Sgarbi - si offenda quanto vuole, se vuole, ma non è nei miei scopi - è come Curzio Malaparte, i cui frequenti e improvvisi cambi di casacca non erano dovuti solo, come si crede in genere, a puro opportunismo, ma a una eccezionale considerazione di sé e delle proprie opere. Tanto che era pronto a passare dall’una all’altra parte purché gli si lasciasse la sua bella vita e quindi le possibilità di creare e diffondere bellezza e idee, di sentirsi così pienamente uomo. La differenza è che Sgarbi si propone ora per la sinistra e contro la destra non solo in quanto intellettuale e creatore di idee, ma come politico che vuole seggi e cariche. La Destra - e questo è uno dei suoi mali, da curare a tutti i costi - non ama i solisti extrapartito, preferisce la mediocrità fedele e sicura, tanto che ogni uomo d’intelletto vi si sente spesso inascoltato e in sospetto. Ma cosa gli succederà a sinistra? Berlusconi stesso tolse la trasmissione a Sgarbi? A me la tolse (una trasmissione colta e semplice, di successo, come si vuole e come occorre) la Rai di Enzo Siciliano, che più di sinistra non si poteva. Brutta faccenda, ma peggio ancora è che la Destra non me l’abbia restituita, preferendo sempre la televisione piatta, priva di idee e di stimoli che ha prodotto, produce e continuerà a produrre. Mi era stato affidato un quotidiano politico come L’Indipendente (luogo di analisi, critiche e dibattiti sulla Destra) per togliermelo dopo dieci mesi, non credo per volontà dell’editore, e farne un «organo conservatore».
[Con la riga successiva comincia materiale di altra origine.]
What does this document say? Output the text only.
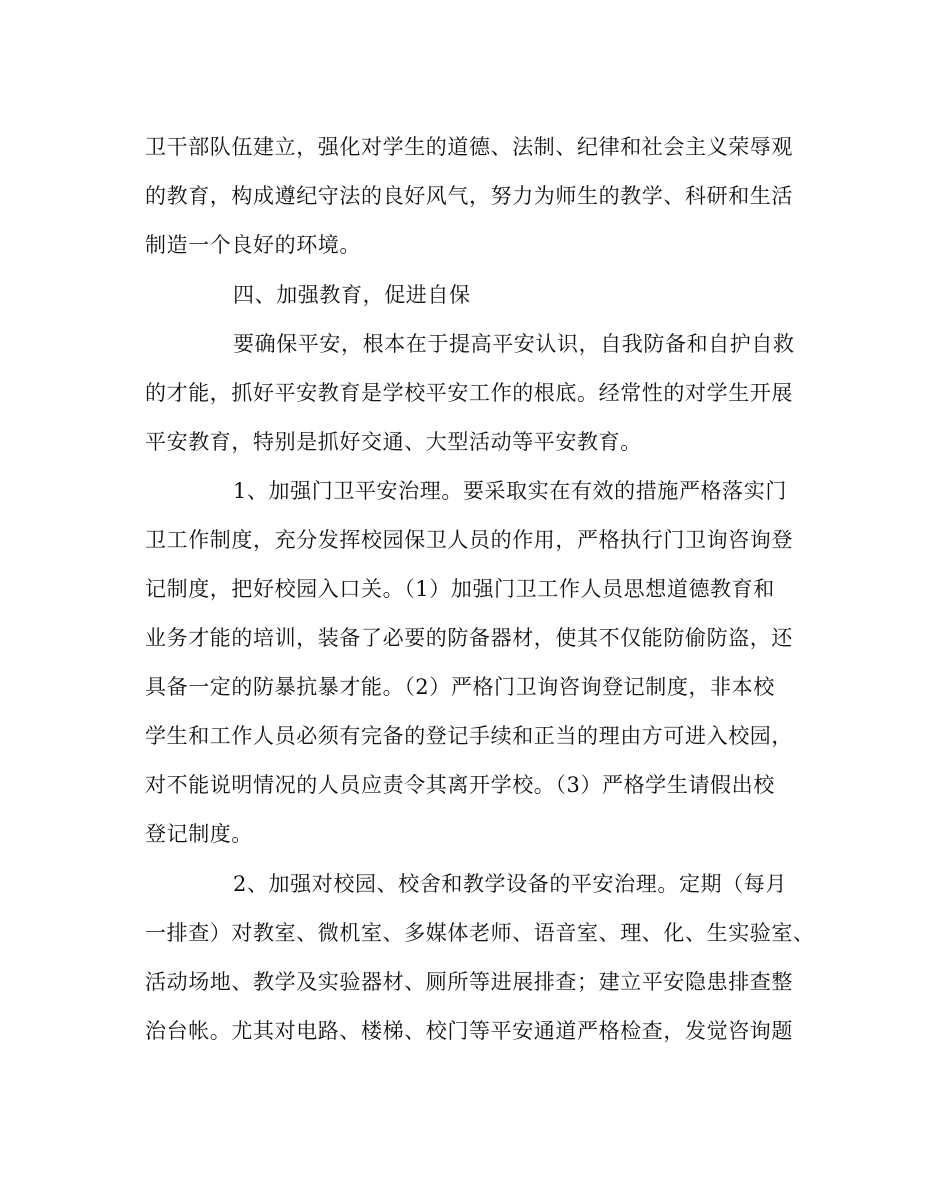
卫干部队伍建立，强化对学生的道德、法制、纪律和社会主义荣辱观

的教育，构成遵纪守法的良好风气，努力为师生的教学、科研和生活

制造一个良好的环境。

四、加强教育，促进自保

要确保平安，根本在于提高平安认识，自我防备和自护自救

的才能，抓好平安教育是学校平安工作的根底。经常性的对学生开展

平安教育，特别是抓好交通、大型活动等平安教育。

1、加强门卫平安治理。要采取实在有效的措施严格落实门

卫工作制度，充分发挥校园保卫人员的作用，严格执行门卫询咨询登

记制度，把好校园入口关。（1）加强门卫工作人员思想道德教育和

业务才能的培训，装备了必要的防备器材，使其不仅能防偷防盗，还

具备一定的防暴抗暴才能。（2）严格门卫询咨询登记制度，非本校

学生和工作人员必须有完备的登记手续和正当的理由方可进入校园，

对不能说明情况的人员应责令其离开学校。（3）严格学生请假出校

登记制度。

2、加强对校园、校舍和教学设备的平安治理。定期（每月

一排查）对教室、微机室、多媒体老师、语音室、理、化、生实验室、

活动场地、教学及实验器材、厕所等进展排查；建立平安隐患排查整

治台帐。尤其对电路、楼梯、校门等平安通道严格检查，发觉咨询题
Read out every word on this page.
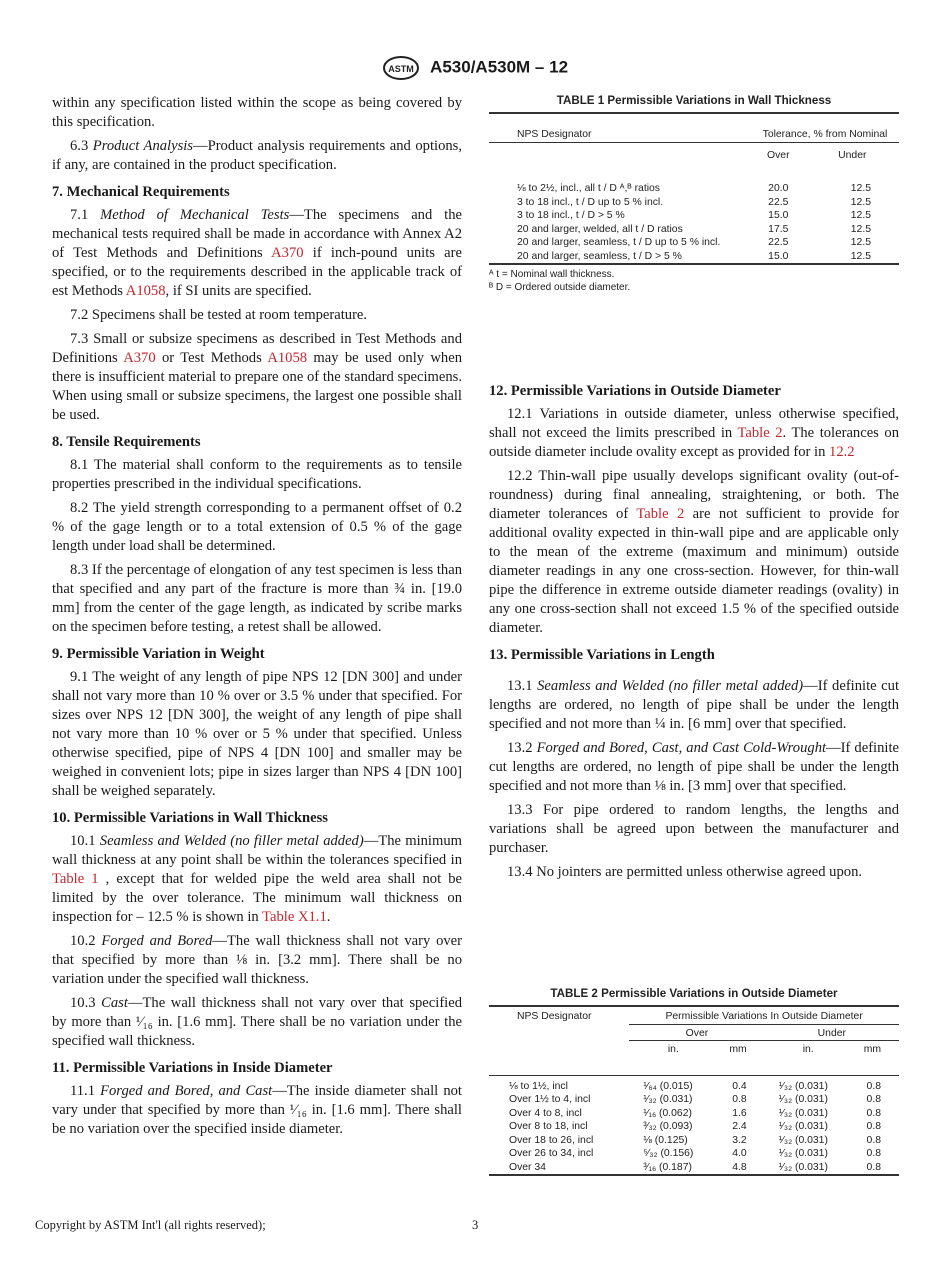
ASTM A530/A530M – 12

within any specification listed within the scope as being covered by this specification.

6.3 Product Analysis—Product analysis requirements and options, if any, are contained in the product specification.

7. Mechanical Requirements

7.1 Method of Mechanical Tests—The specimens and the mechanical tests required shall be made in accordance with Annex A2 of Test Methods and Definitions A370 if inch-pound units are specified, or to the requirements described in the applicable track of est Methods A1058, if SI units are specified.

7.2 Specimens shall be tested at room temperature.

7.3 Small or subsize specimens as described in Test Methods and Definitions A370 or Test Methods A1058 may be used only when there is insufficient material to prepare one of the standard specimens. When using small or subsize specimens, the largest one possible shall be used.

8. Tensile Requirements

8.1 The material shall conform to the requirements as to tensile properties prescribed in the individual specifications.

8.2 The yield strength corresponding to a permanent offset of 0.2 % of the gage length or to a total extension of 0.5 % of the gage length under load shall be determined.

8.3 If the percentage of elongation of any test specimen is less than that specified and any part of the fracture is more than ¾ in. [19.0 mm] from the center of the gage length, as indicated by scribe marks on the specimen before testing, a retest shall be allowed.

9. Permissible Variation in Weight

9.1 The weight of any length of pipe NPS 12 [DN 300] and under shall not vary more than 10 % over or 3.5 % under that specified. For sizes over NPS 12 [DN 300], the weight of any length of pipe shall not vary more than 10 % over or 5 % under that specified. Unless otherwise specified, pipe of NPS 4 [DN 100] and smaller may be weighed in convenient lots; pipe in sizes larger than NPS 4 [DN 100] shall be weighed separately.

10. Permissible Variations in Wall Thickness

10.1 Seamless and Welded (no filler metal added)—The minimum wall thickness at any point shall be within the tolerances specified in Table 1 , except that for welded pipe the weld area shall not be limited by the over tolerance. The minimum wall thickness on inspection for – 12.5 % is shown in Table X1.1.

10.2 Forged and Bored—The wall thickness shall not vary over that specified by more than ⅛ in. [3.2 mm]. There shall be no variation under the specified wall thickness.

10.3 Cast—The wall thickness shall not vary over that specified by more than ¹⁄₁₆ in. [1.6 mm]. There shall be no variation under the specified wall thickness.

11. Permissible Variations in Inside Diameter

11.1 Forged and Bored, and Cast—The inside diameter shall not vary under that specified by more than ¹⁄₁₆ in. [1.6 mm]. There shall be no variation over the specified inside diameter.

TABLE 1 Permissible Variations in Wall Thickness
NPS Designator	Tolerance, % from Nominal	
	Over	Under
⅛ to 2½, incl., all t / D ᴬ,ᴮ ratios	20.0	12.5
3 to 18 incl., t / D up to 5 % incl.	22.5	12.5
3 to 18 incl., t / D > 5 %	15.0	12.5
20 and larger, welded, all t / D ratios	17.5	12.5
20 and larger, seamless, t / D up to 5 % incl.	22.5	12.5
20 and larger, seamless, t / D > 5 %	15.0	12.5
ᴬ t = Nominal wall thickness.
ᴮ D = Ordered outside diameter.
12. Permissible Variations in Outside Diameter

12.1 Variations in outside diameter, unless otherwise specified, shall not exceed the limits prescribed in Table 2. The tolerances on outside diameter include ovality except as provided for in 12.2

12.2 Thin-wall pipe usually develops significant ovality (out-of-roundness) during final annealing, straightening, or both. The diameter tolerances of Table 2 are not sufficient to provide for additional ovality expected in thin-wall pipe and are applicable only to the mean of the extreme (maximum and minimum) outside diameter readings in any one cross-section. However, for thin-wall pipe the difference in extreme outside diameter readings (ovality) in any one cross-section shall not exceed 1.5 % of the specified outside diameter.

13. Permissible Variations in Length

13.1 Seamless and Welded (no filler metal added)—If definite cut lengths are ordered, no length of pipe shall be under the length specified and not more than ¼ in. [6 mm] over that specified.

13.2 Forged and Bored, Cast, and Cast Cold-Wrought—If definite cut lengths are ordered, no length of pipe shall be under the length specified and not more than ⅛ in. [3 mm] over that specified.

13.3 For pipe ordered to random lengths, the lengths and variations shall be agreed upon between the manufacturer and purchaser.

13.4 No jointers are permitted unless otherwise agreed upon.

TABLE 2 Permissible Variations in Outside Diameter
NPS Designator	Permissible Variations In Outside Diameter			
	Over		Under	
	in.	mm	in.	mm
⅛ to 1½, incl	¹⁄₆₄ (0.015)	0.4	¹⁄₃₂ (0.031)	0.8
Over 1½ to 4, incl	¹⁄₃₂ (0.031)	0.8	¹⁄₃₂ (0.031)	0.8
Over 4 to 8, incl	¹⁄₁₆ (0.062)	1.6	¹⁄₃₂ (0.031)	0.8
Over 8 to 18, incl	³⁄₃₂ (0.093)	2.4	¹⁄₃₂ (0.031)	0.8
Over 18 to 26, incl	⅛ (0.125)	3.2	¹⁄₃₂ (0.031)	0.8
Over 26 to 34, incl	⁵⁄₃₂ (0.156)	4.0	¹⁄₃₂ (0.031)	0.8
Over 34	³⁄₁₆ (0.187)	4.8	¹⁄₃₂ (0.031)	0.8
Copyright by ASTM Int'l (all rights reserved);	3
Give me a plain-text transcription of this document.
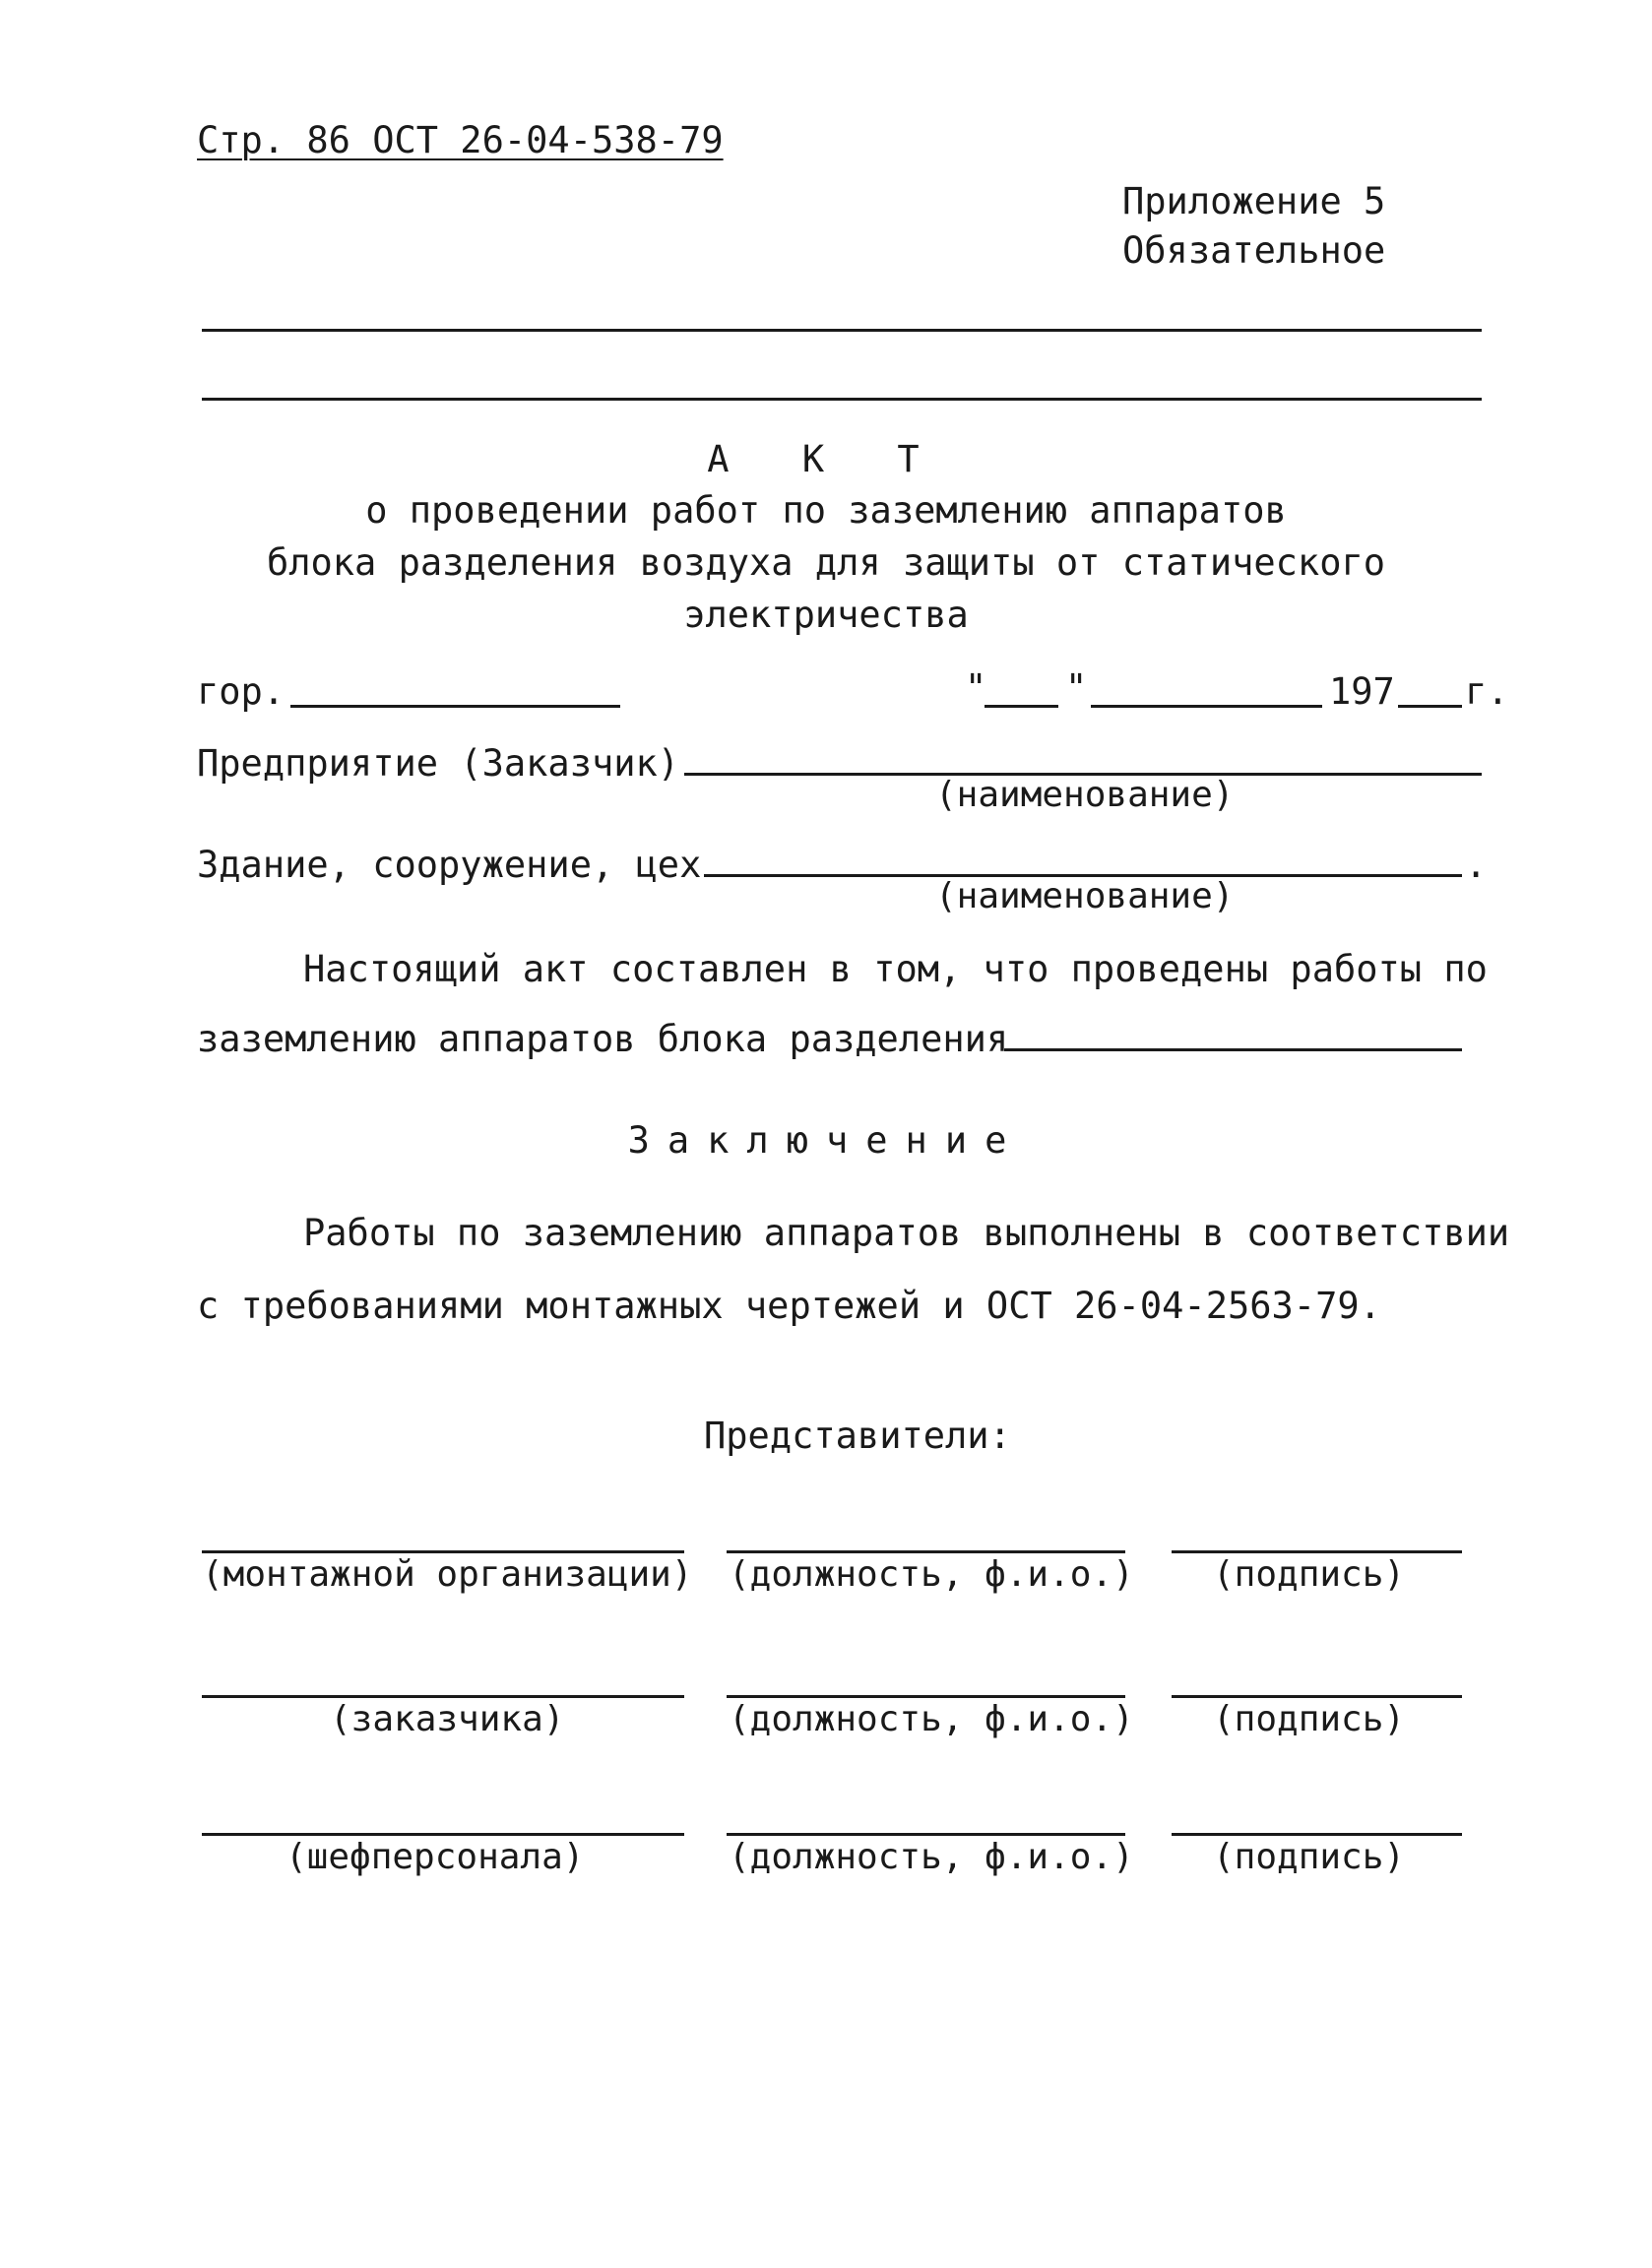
Стр. 86 ОСТ 26-04-538-79
Приложение 5
Обязательное
А К Т
о проведении работ по заземлению аппаратов
блока разделения воздуха для защиты от статического
электричества
гор.	" "	197 г.
Предприятие (Заказчик)
(наименование)
Здание, сооружение, цех	.
(наименование)
Настоящий акт составлен в том, что проведены работы по
заземлению аппаратов блока разделения
Заключение
Работы по заземлению аппаратов выполнены в соответствии
с требованиями монтажных чертежей и ОСТ 26-04-2563-79.
Представители:
(монтажной организации) (должность, ф.и.о.) (подпись)
(заказчика)	(должность, ф.и.о.) (подпись)
(шефперсонала)	(должность, ф.и.о.) (подпись)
E allora? Mi rosica (si dice a Roma), mi ruga (si dice a Milano), ma anche se la mia massima voglia è fare, non per questo passerei a Sinistra, per poi dovere convivere con idee, valori e posizioni di base che non condivido: l’egualitarismo, il buonismo, l’europeismo a priori, la linea morbida con un indistinto mondo musulmano. Mi si lascerebbe parlare a piacimento, più che a Destra, perché lì si è abituati al dibattito, ma escludo che mi si lascerebbe fare nell’ambito dei cambiamenti delle idee e dei modi di vivere di cui mi occupo di preferenza. A Destra ho più speranze, anche se più insoddisfazioni.
È il solito, eterno problema del compromesso, tormento di ogni individuo che abbia responsabilità e senso della responsabilità. Fino a dove ci si può spingere nell’accettazione di idee che non condividi per ottenere le cose in cui credi? Sgarbi è convinto che, grazie al suo compromesso (di certo non indolore), potrà ricominciare a operare bene per i musei, le piazze e le bellezze d’Italia. Glielo auguro per tutti noi, ma, come Guzzanti, non ci credo. Lo si lascerà parlare di più, senza magari rimproverargli le parolacce, ma lo si lascerà lavorare anche meno. Sgarbi si dovrà pentire di nuovo, e propongo fin da ora di riaccoglierlo a braccia aperte, senza recriminazioni. Credo alla sua buona fede.
Altrettanto in buona fede continuerò a picconare la Destra dalla mia destra per eliminarne rozzezze e idee ricevute, partitismo e vuoti di cultura, debolezze e prudenze eccessive.

Almeno finché ci sarà uno spazio per farlo.